None of the above applies to Canada: we have increased our tail-pipe emissions, not reduced them by 90%.
Our most populous province (with probably more tire-miles than any other) no longer requires regular tail-pipe emissions testing, more people drive cars, there are more SUVs and I'd wager also more transport truck and heavy-duty equipment traffic.
The pretty much the only kind of air pollution that has been a publicized concern in Canada has been particulates of one sort or another: the gaseous ones have received short shrift when it comes to media and public awareness.
They off-gas from various synthetic materials, especially solvents and glues, preservatives, binders, pesticides, agricultural chemicals generally (including animal feed and fertilizers), laundry and other cleaning aids, additives to fuels and water, and the list goes on and on and on.
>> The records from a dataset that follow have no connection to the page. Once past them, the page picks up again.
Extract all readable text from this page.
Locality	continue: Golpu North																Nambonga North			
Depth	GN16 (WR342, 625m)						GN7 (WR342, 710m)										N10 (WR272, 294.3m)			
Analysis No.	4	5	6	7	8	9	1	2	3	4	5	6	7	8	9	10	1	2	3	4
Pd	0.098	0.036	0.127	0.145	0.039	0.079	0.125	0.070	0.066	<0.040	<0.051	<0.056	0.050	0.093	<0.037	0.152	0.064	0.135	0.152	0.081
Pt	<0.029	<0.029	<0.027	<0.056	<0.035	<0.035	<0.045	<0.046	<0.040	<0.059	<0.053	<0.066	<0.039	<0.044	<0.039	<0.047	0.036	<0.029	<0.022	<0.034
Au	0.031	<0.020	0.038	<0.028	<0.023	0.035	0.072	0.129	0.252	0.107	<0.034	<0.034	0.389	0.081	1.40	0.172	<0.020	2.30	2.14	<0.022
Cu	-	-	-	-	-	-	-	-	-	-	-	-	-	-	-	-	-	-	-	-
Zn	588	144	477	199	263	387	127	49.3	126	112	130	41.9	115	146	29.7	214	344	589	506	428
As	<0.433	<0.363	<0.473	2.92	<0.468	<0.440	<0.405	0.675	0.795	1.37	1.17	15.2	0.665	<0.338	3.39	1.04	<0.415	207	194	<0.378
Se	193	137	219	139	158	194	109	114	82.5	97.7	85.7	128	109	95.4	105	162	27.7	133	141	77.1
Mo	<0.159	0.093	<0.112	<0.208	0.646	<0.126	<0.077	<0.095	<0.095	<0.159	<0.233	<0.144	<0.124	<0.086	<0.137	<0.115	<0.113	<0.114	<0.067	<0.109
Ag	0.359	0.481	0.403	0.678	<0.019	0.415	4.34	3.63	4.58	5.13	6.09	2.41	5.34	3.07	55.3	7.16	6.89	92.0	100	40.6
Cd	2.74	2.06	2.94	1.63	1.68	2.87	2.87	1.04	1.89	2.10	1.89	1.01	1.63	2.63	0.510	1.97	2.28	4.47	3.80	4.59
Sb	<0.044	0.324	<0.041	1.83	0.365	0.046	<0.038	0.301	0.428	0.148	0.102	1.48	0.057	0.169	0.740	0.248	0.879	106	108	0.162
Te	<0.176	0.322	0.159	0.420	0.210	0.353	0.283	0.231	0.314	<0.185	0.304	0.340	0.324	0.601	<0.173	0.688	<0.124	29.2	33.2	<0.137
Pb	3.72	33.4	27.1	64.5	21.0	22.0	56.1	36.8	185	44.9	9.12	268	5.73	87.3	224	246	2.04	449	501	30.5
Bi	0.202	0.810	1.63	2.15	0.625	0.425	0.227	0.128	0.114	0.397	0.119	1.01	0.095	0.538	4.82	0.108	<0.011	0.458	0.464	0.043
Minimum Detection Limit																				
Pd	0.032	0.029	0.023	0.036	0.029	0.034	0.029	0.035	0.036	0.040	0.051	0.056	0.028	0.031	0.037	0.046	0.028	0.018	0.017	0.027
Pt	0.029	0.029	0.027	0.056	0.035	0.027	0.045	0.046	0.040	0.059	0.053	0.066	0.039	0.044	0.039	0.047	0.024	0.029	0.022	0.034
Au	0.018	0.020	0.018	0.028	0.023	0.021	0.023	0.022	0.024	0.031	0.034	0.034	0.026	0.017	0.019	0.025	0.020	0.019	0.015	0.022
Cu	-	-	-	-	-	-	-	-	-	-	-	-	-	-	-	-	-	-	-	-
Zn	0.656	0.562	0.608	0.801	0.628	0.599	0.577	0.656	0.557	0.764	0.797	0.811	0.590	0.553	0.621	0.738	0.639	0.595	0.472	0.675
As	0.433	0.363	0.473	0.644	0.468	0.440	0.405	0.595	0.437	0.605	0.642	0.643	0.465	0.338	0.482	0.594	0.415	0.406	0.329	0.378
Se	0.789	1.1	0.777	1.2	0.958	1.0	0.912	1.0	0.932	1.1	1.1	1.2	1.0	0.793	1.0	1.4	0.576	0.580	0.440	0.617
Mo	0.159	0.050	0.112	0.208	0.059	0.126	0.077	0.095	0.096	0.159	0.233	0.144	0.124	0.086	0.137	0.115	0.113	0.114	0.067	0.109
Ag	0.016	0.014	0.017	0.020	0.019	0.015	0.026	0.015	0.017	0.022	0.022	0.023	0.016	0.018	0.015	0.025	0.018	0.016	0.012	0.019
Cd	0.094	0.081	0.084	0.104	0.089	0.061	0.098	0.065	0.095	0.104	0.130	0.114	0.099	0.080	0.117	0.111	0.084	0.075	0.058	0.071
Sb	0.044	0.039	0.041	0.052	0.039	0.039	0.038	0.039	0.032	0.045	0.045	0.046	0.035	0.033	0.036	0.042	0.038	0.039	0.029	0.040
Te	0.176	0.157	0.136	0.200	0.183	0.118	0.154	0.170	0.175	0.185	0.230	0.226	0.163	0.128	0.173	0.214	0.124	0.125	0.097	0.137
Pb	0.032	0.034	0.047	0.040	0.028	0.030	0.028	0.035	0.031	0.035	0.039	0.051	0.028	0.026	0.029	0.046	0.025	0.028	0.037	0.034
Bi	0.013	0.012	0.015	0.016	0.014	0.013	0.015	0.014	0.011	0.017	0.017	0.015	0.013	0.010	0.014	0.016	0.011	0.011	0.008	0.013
Do you remember when the water from your kitchen tap didn't smell like a heavily chlorinated swimming pool? When soap was soap, not a toxic mess of detergent, binders, extenders, whiteners, brighteners, synthetic scent, "grease lifters" and emulsifiers, lubricants, surfactants, "rinsing agents," etc.?
Many substances in common, everyday use, are known to be toxic to humans in a long list of ways. Governments have been in the habit of weighing their "economic benefits" against harms to plant and animal life, including of humans, in a bizarre cost-benefit analysis. Human health and life are apparently not all that weighty when considered against corporate profits. And after all, "treating" the (sometimes incurable) illnesses that result add to GDP, so there's no downside that matters, right?